It turns out that this odd little town, a place that seems stuck in time – except for Baltimore’s shiny laptop computer – has an unsolved mystery, a serial murderer. In the town morgue, there is a dead girl, a large wooden stake prominently wedged inside the body.
Baltimore, desperate for a new idea, a new book, anything not about witches, reluctantly agrees to collaborate with the sheriff – and he learns a little bit more about the murders. More importantly, he dreams about these murders. He dreams about Virginia (Fanning) a sweet dead girl, a Goth vampire, metal braces on her teeth, tall and flat chested and somehow still impossibly beautiful, who tells him what happened. Virginia is the one who is going to give him the ending to his novel, the “bulletproof” ending that Baltimore’s literary agent – this film has one of those -- requires. Also, from the start, Baltimore loves her, loves her like a daughter.

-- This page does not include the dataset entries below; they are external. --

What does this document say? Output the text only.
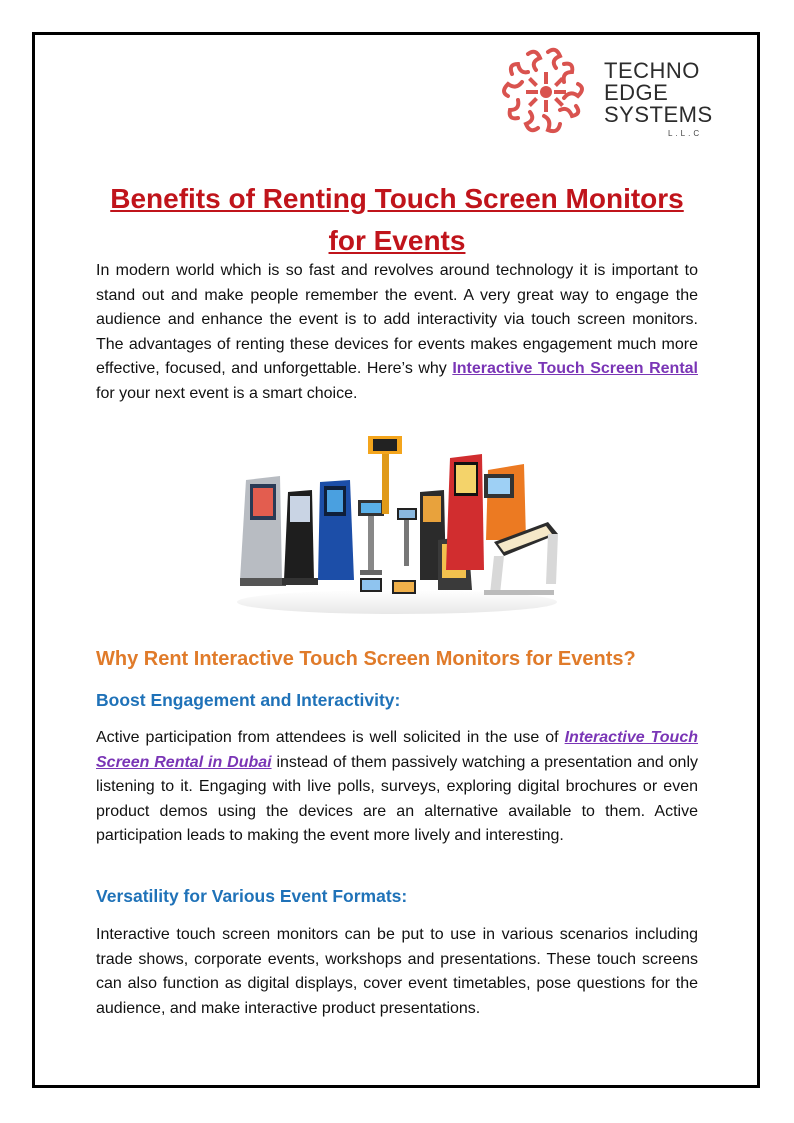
TECHNO
EDGE
SYSTEMS
L.L.C
Benefits of Renting Touch Screen Monitors for Events

In modern world which is so fast and revolves around technology it is important to stand out and make people remember the event. A very great way to engage the audience and enhance the event is to add interactivity via touch screen monitors. The advantages of renting these devices for events makes engagement much more effective, focused, and unforgettable. Here’s why Interactive Touch Screen Rental for your next event is a smart choice.

Why Rent Interactive Touch Screen Monitors for Events?
Boost Engagement and Interactivity:

Active participation from attendees is well solicited in the use of Interactive Touch Screen Rental in Dubai instead of them passively watching a presentation and only listening to it. Engaging with live polls, surveys, exploring digital brochures or even product demos using the devices are an alternative available to them. Active participation leads to making the event more lively and interesting.

Versatility for Various Event Formats:

Interactive touch screen monitors can be put to use in various scenarios including trade shows, corporate events, workshops and presentations. These touch screens can also function as digital displays, cover event timetables, pose questions for the audience, and make interactive product presentations.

The actual story – the murders, the vampires – doesn’t make all that much sense. Maybe it doesn’t need to.Twixt is filmed alternately in muted color and black and white and if you are lucky enough and see it in the right theater – which I was not – partially in 3D. You never feel situated in the real world, a real story, but instead a sort of odd fairytale land.
This is fine place to go. Twixt is sometimes funny, often frightening, and always keeps you a little bit on edge. Writers sitting at their desks writing, reading their work out loud, do not generally make for great cinema, but Kilmer kills it. In one scene, his Hall Baltimore gets drunker and drunker and drunker. After writing an opening sentence and deleting it, writing an opening sentence and deleting it, he begins to narrate this one sentence, reading it in alternating voices, including a black basketball player, and then a gay, black basketball player. It’s funny, sad, and more than a little bit familiar.
Txixt is currently screening at the Exground Festival in Wiesbaden, Germany and is playing in theaters in limited release.